Leçon 4

Juste ce qu'il faut

Pour un agriculteur qui nourrirait ses vaches en prairie, il est évident que ce n'est pas en augmentant à l'infini son cheptel qu'il va augmenter sa production de lait. Il sait trouver le nombre de bêtes qui lui assurera un revenu maximum. Si son troupeau est trop petit une partie de sa prairie va rester en friche ; s'il est trop grand, bientôt il n'aura plus d'herbe et ses vaches ne donneront plus de lait.

L'agriculteur a deux avantages sur le pêcheur. Il est chez lui et il décide lui-même du nombre de vaches de son troupeau. Il voit l'état de sa ressource (la prairie) et les rendements des vaches. Quelle serait la production laitière de notre pays si les prairies étaient libres d'accès et si chacun pouvait y envoyer ses vaches, chèvres et moutons librement ?

L'exploitation d'une espèce de poisson pose le même type de problème. Combien de bateaux et de jours de mer pour en tirer le maximum ? S'ils ne sont pas assez nombreux, la ressource est sous-exploitée ; s'ils sont trop nombreux, elle est surexploitée. Dans les deux cas, la production est inférieure à ce qu'elle pourrait être. Comme la ressource n'est pas visible, son évaluation est complexe et elle ne peut être faite que par l'analyse scientifique des statistiques de pêches et d'autres indices récoltés par des navires de recherche.

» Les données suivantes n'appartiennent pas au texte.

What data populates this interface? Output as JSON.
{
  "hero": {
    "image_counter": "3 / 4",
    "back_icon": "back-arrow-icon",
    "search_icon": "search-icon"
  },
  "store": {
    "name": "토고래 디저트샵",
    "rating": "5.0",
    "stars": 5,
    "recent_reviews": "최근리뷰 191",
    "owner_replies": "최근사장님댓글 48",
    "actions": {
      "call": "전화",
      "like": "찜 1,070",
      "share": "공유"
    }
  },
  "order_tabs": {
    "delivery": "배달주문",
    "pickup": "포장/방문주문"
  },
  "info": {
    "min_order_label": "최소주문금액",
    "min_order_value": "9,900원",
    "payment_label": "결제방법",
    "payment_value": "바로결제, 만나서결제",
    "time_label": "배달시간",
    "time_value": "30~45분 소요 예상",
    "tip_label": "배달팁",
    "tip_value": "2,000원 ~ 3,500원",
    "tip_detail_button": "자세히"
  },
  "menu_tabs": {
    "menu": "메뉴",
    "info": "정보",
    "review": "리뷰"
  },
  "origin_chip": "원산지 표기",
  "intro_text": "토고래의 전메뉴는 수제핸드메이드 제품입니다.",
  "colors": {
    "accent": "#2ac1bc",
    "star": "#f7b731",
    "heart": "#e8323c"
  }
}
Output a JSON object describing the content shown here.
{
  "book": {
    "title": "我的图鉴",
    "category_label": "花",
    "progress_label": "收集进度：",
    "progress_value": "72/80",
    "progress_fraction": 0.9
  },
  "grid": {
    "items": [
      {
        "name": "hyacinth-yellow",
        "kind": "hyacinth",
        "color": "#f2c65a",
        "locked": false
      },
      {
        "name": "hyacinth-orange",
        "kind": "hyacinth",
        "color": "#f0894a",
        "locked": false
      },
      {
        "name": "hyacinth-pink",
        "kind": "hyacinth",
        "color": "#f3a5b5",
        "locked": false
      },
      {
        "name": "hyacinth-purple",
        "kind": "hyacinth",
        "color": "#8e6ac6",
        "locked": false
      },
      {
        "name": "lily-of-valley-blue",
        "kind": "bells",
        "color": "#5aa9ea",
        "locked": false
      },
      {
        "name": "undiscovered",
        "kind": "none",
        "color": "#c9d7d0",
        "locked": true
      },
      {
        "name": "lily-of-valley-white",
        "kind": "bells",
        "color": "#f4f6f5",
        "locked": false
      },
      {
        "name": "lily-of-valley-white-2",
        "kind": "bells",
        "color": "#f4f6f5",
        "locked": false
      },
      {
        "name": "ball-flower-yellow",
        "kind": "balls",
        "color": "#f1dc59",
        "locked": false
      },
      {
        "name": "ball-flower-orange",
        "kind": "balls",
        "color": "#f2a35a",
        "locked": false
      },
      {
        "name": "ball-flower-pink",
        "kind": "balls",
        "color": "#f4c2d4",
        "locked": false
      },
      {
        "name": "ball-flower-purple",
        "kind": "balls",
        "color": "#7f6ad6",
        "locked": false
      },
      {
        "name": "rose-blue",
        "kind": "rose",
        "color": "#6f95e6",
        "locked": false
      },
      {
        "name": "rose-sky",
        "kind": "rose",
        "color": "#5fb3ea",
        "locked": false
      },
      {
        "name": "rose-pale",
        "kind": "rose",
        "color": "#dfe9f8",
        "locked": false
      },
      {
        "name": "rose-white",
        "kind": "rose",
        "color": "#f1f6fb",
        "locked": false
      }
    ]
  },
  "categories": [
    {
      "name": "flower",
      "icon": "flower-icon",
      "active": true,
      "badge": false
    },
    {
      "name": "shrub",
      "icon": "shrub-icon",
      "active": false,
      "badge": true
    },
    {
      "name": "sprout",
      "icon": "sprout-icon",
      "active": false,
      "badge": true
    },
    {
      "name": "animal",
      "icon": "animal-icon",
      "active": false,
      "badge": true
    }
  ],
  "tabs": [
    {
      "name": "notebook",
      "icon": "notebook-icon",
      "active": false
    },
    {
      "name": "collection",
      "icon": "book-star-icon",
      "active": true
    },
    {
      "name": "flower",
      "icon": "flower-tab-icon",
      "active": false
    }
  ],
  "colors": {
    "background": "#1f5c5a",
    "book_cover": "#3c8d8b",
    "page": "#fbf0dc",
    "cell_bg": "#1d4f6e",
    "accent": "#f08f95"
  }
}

Evolution du CA de la flottille

Imaginons notre flottille qui pêche avec un maillage de 100 mm. Elle se développe et atteint rapidement 300 navires pêchant 200 jours par an. Les marins veulent essayer de gagner plus en travaillant plus et passent à 300 jours de mer par an (année 21). Ils ne peuvent guère faire plus (il y a des jours de mauvais temps, il faut entretenir les bateaux et donner un peu de repos aux équipages). Cet effort les conduit à une situation peu enviable : ils travaillent beaucoup, dans des conditions difficiles, pour une marge bénéficiaire presque nulle.

Après analyse de leurs statistiques de pêche et diverses simulations, le diagnostic des scientifiques est formel : l'effort de pêche est trop important. Il est même 2 fois trop important si l'on cherche un CA maximum. Les scientifiques examinent une réduction du temps de pêche de 50% par une limitation du nombre de jours de mer par navire et par an à 150 (ceci représente un effort de travail "ordinaire" car en mer il faut travailler jour et nuit et il n'y a pas de week-end).

L'effet immédiat est catastrophique. Le CA chute de 50% et la flottille devient déficitaire ( -17%, année 34). La réduction du nombre de jours de mer est maintenue et 5 ans après, la flottille fait plus de profits que quand elle travaillait 2 fois plus. Ces 150 jours de travail en plus ne servaient à rien. C'étaient des frais inutiles et une pression excessive sur la ressource. Quand un nouvel équilibre entre la flottille et la ressource est atteint, on constate qu'il n'y a pas eu de baisse de la production et que la marge bénéficiaire est passée de 0 à 30% !!!

Conclusion : A la pêche, il est souvent possible de gagner beaucoup plus en travaillant beaucoup moins. Vous en connaissez des métiers qui ont un tel avantage ?

Difficulté : Il faut beaucoup de temps pour bénéficier à plein des avantages d'une réduction du nombre de jours de mer et l'effet immédiat est catastrophique. Comme le changement de maillage, la réduction du temps de pêche est une capitalisation de la ressource rapportant de très gros taux d'intérêt, mais comment investir quand on est au bord de la banqueroute ?

Pourquoi ce miracle ? La réponse est évidente quand on regarde l'évolution de la biomasse et des captures (en poids) par classes de taille. La 36ème année, on constate une chute des captures qui induit une augmentation des biomasses dans les tailles plus grandes car les poissons qui ne sont plus pêchés peuvent grossir et contribuent à l'augmentation de biomasses et parallèlement à celle des rendements.